In the two decades that I have been a member of this profession, I cannot recall an instance when justice was a central topic for physiotherapists. With many physiotherapists self-conceptualizing as experts of movement or physical function, maybe this oversight is understandable? Despite this collective sense that we have expertise and it is focused elsewhere, not on justice, social movements have successfully demonstrated that there is no neutral ground when it comes to injustice: a position of disinterest is not one that is outside the situation, it is a position that supports the status quo.

So what does physiotherapy look like when we center justice?

The question above is of great importance to me and my co-panelists in the World Physiotherapy 2021 Online Discussion session Developing and Delivering Justice-Centered Rehabilitation Services.

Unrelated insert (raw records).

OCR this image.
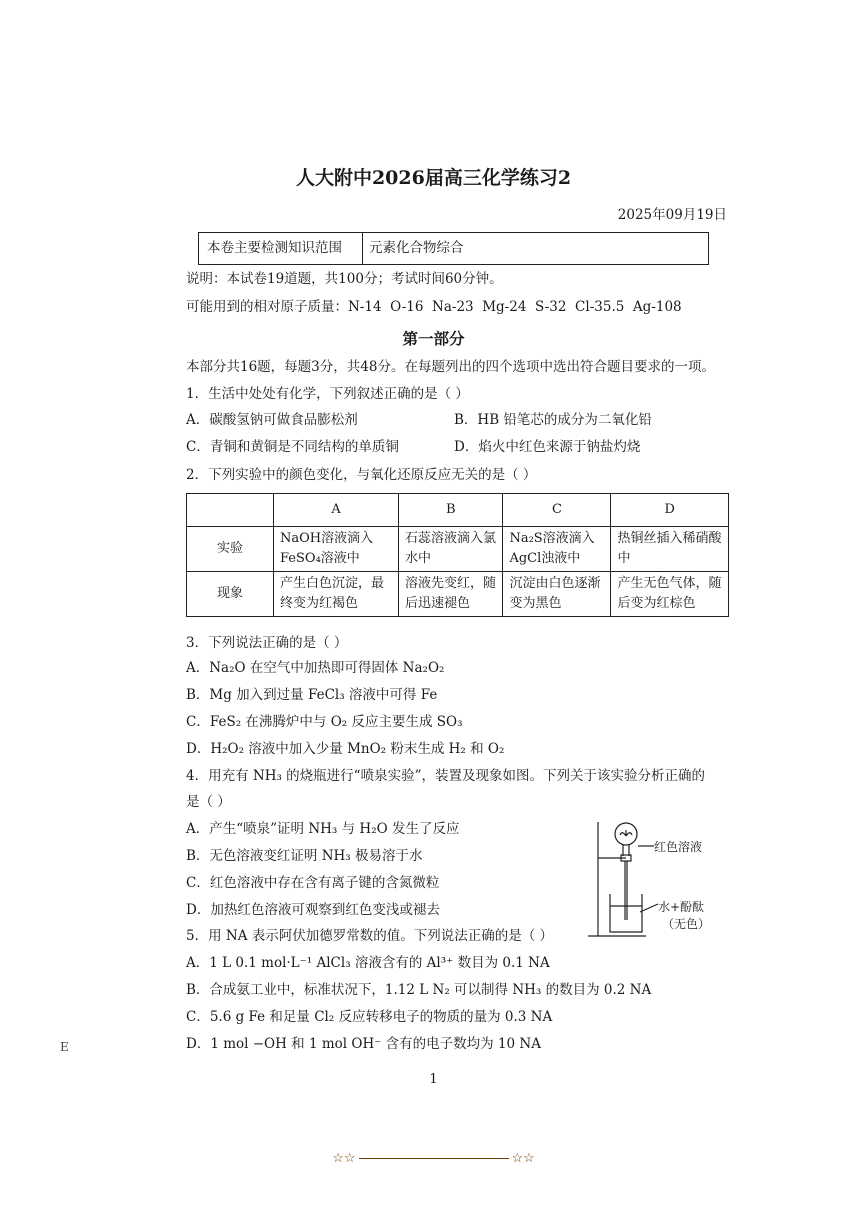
人大附中2026届高三化学练习2
2025年09月19日
本卷主要检测知识范围	元素化合物综合
说明：本试卷19道题，共100分；考试时间60分钟。
可能用到的相对原子质量：N-14  O-16  Na-23  Mg-24  S-32  Cl-35.5  Ag-108
第一部分
本部分共16题，每题3分，共48分。在每题列出的四个选项中选出符合题目要求的一项。
1．生活中处处有化学，下列叙述正确的是（ ）
A．碳酸氢钠可做食品膨松剂	B．HB 铅笔芯的成分为二氧化铅
C．青铜和黄铜是不同结构的单质铜	D．焰火中红色来源于钠盐灼烧
2．下列实验中的颜色变化，与氧化还原反应无关的是（ ）
	A	B	C	D
实验	NaOH溶液滴入FeSO₄溶液中	石蕊溶液滴入氯水中	Na₂S溶液滴入AgCl浊液中	热铜丝插入稀硝酸中
现象	产生白色沉淀，最终变为红褐色	溶液先变红，随后迅速褪色	沉淀由白色逐渐变为黑色	产生无色气体，随后变为红棕色
3．下列说法正确的是（ ）
A．Na₂O 在空气中加热即可得固体 Na₂O₂
B．Mg 加入到过量 FeCl₃ 溶液中可得 Fe
C．FeS₂ 在沸腾炉中与 O₂ 反应主要生成 SO₃
D．H₂O₂ 溶液中加入少量 MnO₂ 粉末生成 H₂ 和 O₂
4．用充有 NH₃ 的烧瓶进行“喷泉实验”，装置及现象如图。下列关于该实验分析正确的
是（ ）
A．产生“喷泉”证明 NH₃ 与 H₂O 发生了反应
B．无色溶液变红证明 NH₃ 极易溶于水
C．红色溶液中存在含有离子键的含氮微粒
D．加热红色溶液可观察到红色变浅或褪去
红色溶液
水+酚酞
（无色）
5．用 NA 表示阿伏加德罗常数的值。下列说法正确的是（ ）
A．1 L 0.1 mol·L⁻¹ AlCl₃ 溶液含有的 Al³⁺ 数目为 0.1 NA
B．合成氨工业中，标准状况下，1.12 L N₂ 可以制得 NH₃ 的数目为 0.2 NA
C．5.6 g Fe 和足量 Cl₂ 反应转移电子的物质的量为 0.3 NA
D．1 mol −OH 和 1 mol OH⁻ 含有的电子数均为 10 NA
E
1
☆☆	☆☆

Among the co-panelists, there is clear agreement that the physiotherapy must devote more attention to justice. From this point of unanimity, we quickly arrive at additional questions for which our answers are more diverse: what do we mean by justice? What should be the roles of physiotherapists in confronting injustice? What positions should the profession take to encourage societies that are more just?

Shaun Cleaver (PhD)

Shaun Cleaver (PhD)

Shaun Cleaver is a physiotherapist and contract academic at McGill University. His research explores disability, rehabilitation, and global health, and has been conducted in partnership with persons with disabilities in Zambia. Shaun’s teaching focuses on professionalism and community health, including service learning and traditional educational formats.

Whereas we know that issues of justice and injustice are often intersectional, the climate crisis is particularly knotted to other concerns. We know that the negative health effects of the climate crisis are already being distributed inequitably and that this trend will continue as temperatures and sea levels rise. We also know that the social, political, and economic orders that created the climate crisis – and are unable to offer solutions to it – are the same ones that brought us settler-colonialism, anti-Black racism, and unconscionable levels of income inequality. With the causes of the climate crisis and its most significant effects inextricably linked to matters of justice and injustice, the climate crisis will necessarily figure into the discussion about justice-centered rehabilitation services.

So how exactly do we incorporate the climate crisis into a broader discussion about justice and physiotherapy?

I personally do not yet have clear answers to this question, which is precisely why I want to discuss the issue more on April 10th. Nonetheless, I am seeing some promising movements to holistically approach the knot of injustices in which we find climate change, racism, colonial domination, and egregious inequality.

Both images from Fridays for Future Climate Strike, Montreal, 27 Sept 2019, 500 000 attendees

In Canada, where I was born, raised, trained as a physio, and am currently employed, Indigenous peoples are proposing ways of being in which humans exist in harmonious integration to the natural world. I am encouraged by my Indigenous physiotherapist colleagues who are increasingly making their voices heard in the profession.

In Western Zambia, where I have been involved in disability research since 2014, holistic eco-health approaches are helping inform strategies of adaptation and mitigation on the Barotse floodplain of the Zambezi River. As the climate crisis disrupts the annual flood and rainfall patterns that have supported life for millennia, it is apparent that biomedicine will not provide adequate solutions in isolation. Although we might not yet know physiotherapy’s place in an eco-health model, this could be a promising movement for physiotherapists to support as we atone for the injustices inflicted upon the peoples of the floodplain by hundreds of years of carbon emissions.

While conversations about physiotherapy, justice, and the climate crisis might be new to the profession, these considerations will be with us for a while. I hope that you lend your voice, and your action, to these important concerns.